Monday, October 11, 2010

A Move And Beautiful Weather

Champion de rue de Seine, my touchstone for groceries and inexpensive, but good – to me at least – wine, is gone. Just like the lady and her wine and cheese shop before, followed not long after by the local market almost adjacent to Champion. At least the fromager across the street from the place where the lady had been is still there. But no it's not. One of those time killing but necessary to make an apartment a home things that I was doing on arrival day was to gather the essentials for my cooking for eating in the apartment, after an initial burst of dining on the economy would have driven me to the brink of insolvency, requiring a more economical means of eating for awhile. Key ingredients to that endeavor were going to be fromage blanc and two or three spreadable cheeses to go on the baguette that I would buy in the morning. So I headed up rue de Seine to that fromager. It was gone.
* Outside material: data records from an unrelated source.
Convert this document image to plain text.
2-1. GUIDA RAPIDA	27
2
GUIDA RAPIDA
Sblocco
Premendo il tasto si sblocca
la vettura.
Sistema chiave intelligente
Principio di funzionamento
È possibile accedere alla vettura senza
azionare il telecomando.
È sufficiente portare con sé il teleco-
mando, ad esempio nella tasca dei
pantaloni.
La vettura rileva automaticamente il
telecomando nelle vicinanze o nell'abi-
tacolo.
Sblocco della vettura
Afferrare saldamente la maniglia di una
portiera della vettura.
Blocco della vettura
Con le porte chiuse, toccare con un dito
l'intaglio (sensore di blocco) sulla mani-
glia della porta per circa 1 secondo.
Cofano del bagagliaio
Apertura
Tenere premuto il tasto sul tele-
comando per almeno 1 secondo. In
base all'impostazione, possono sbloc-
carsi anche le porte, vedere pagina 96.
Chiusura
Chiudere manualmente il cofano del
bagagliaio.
I finally decided that the little mall just off rue de Tournon must have a fromager. And it did. But the cheese was average and the – prepackaged, not scooped out of a massive bowl – fromage blanc was lily livered and runny, barely fir for being used as a swirl in a bowl of gazpacho (I don't know how to spell that, but it looks to me that Microsoft doesn't, either). So the next day I walked multiple miles to rue Cler where I knew that there was a great fromager, and this time my knowing turned out to be true. They were still there and still had that massive bowl of wonderful fromage blanc on offer.
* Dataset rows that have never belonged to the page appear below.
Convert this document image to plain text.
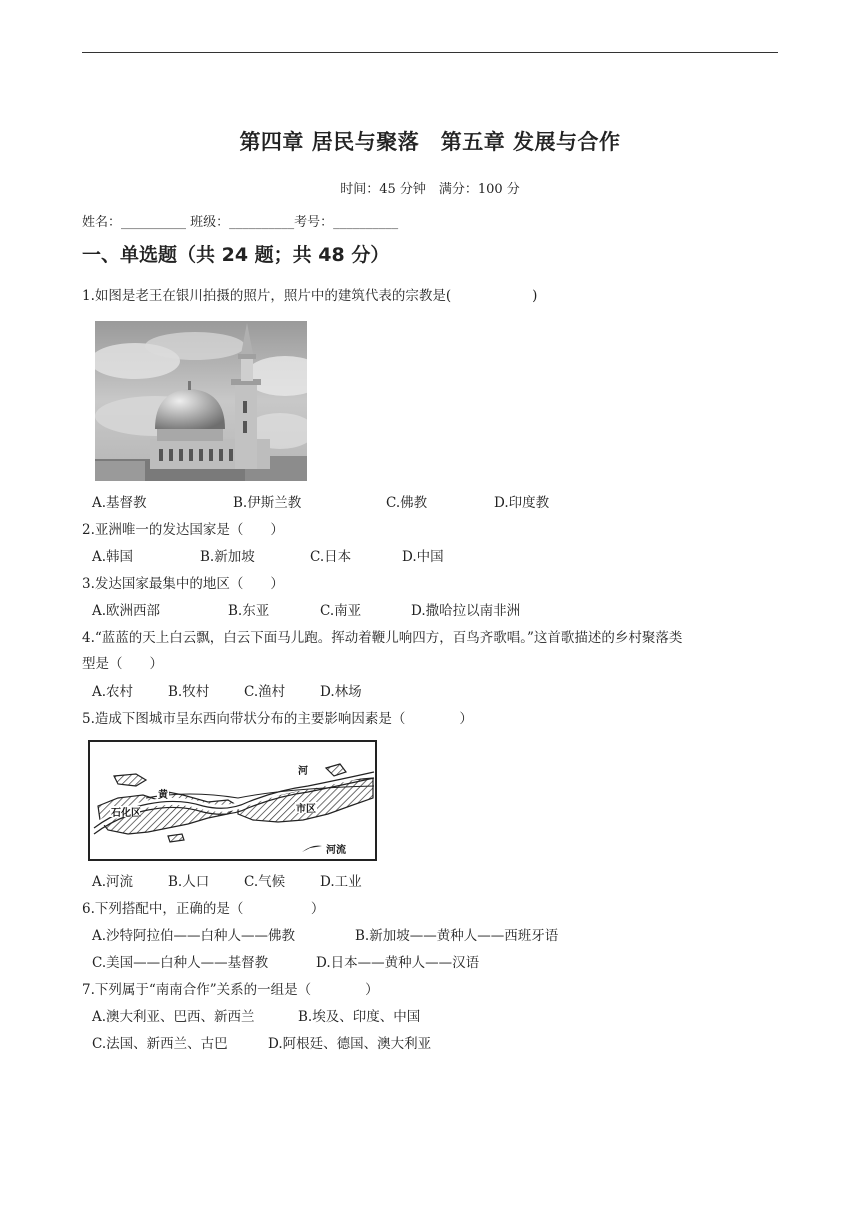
第四章 居民与聚落　第五章 发展与合作
时间：45 分钟　满分：100 分
姓名：__________ 班级：__________考号：__________
一、单选题（共 24 题；共 48 分）
1.如图是老王在银川拍摄的照片，照片中的建筑代表的宗教是(　　　　　　)
A.基督教	B.伊斯兰教	C.佛教	D.印度教
2.亚洲唯一的发达国家是（　　）
A.韩国	B.新加坡	C.日本	D.中国
3.发达国家最集中的地区（　　）
A.欧洲西部	B.东亚	C.南亚	D.撒哈拉以南非洲
4.“蓝蓝的天上白云飘，白云下面马儿跑。挥动着鞭儿响四方，百鸟齐歌唱。”这首歌描述的乡村聚落类
型是（　　）
A.农村	B.牧村	C.渔村	D.林场
5.造成下图城市呈东西向带状分布的主要影响因素是（　　　　）
石化区
黄
河
市区
河流
A.河流	B.人口	C.气候	D.工业
6.下列搭配中，正确的是（　　　　　）
A.沙特阿拉伯——白种人——佛教	B.新加坡——黄种人——西班牙语
C.美国——白种人——基督教	D.日本——黄种人——汉语
7.下列属于“南南合作”关系的一组是（　　　　）
A.澳大利亚、巴西、新西兰	B.埃及、印度、中国
C.法国、新西兰、古巴	D.阿根廷、德国、澳大利亚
Thierry is coming to show me how to operate the washer dryer in my new apartment, so I need to bring this to a close.

Some parting observations:

It's hard to find a croissant that is really crunchy-flaky anymore. Even Gérard Mulot failed me. This morning I decided to make an initial sortie into the companion island to the one on which I am now living. So I started down rue Saint Louis de ile which is the spinal street to Isle de Saint Louis. I quickly broached a boulangerie, which had the advantage of being open, as opposed to the one that I had planned to buy from, which was closed. The little nucleus of food heaven that I had discovered a few days previously on or about 47 Boulevard Saint Germaine apparently reached a form of commercial frenzy by mid day on Sunday and needed a day off for recovery. My lack of knowing that had left me without anything to eat or drink. I know that Sunday at 1300 or so things shut down, but my experience elsewhere has been that Monday early the stores are again open for business. Although somewhere on the list of things I needed to do there was the need to explore Isle de Saint Louis, it had been down on the list. The discovery of no food off my island anywhere close had inspired me to put that exploration to the top of the list . I have always heard that the inhabitants of Isle de Saint Lois see no reason to ever leave the island, so I figured that there must be grocers and the like on the island.

I saw no indication that if those isle de Saint Louis inhabitants didn't leave they might not be pretty deprived of groceries, vegetables and fruits, but I did find a boulangeri and that boulangerie had croissants that were wonderfully flaky and crunchy.

So change takes and sometimes change gives back.

The weather part of this post will probably be part of tomorrow's effort.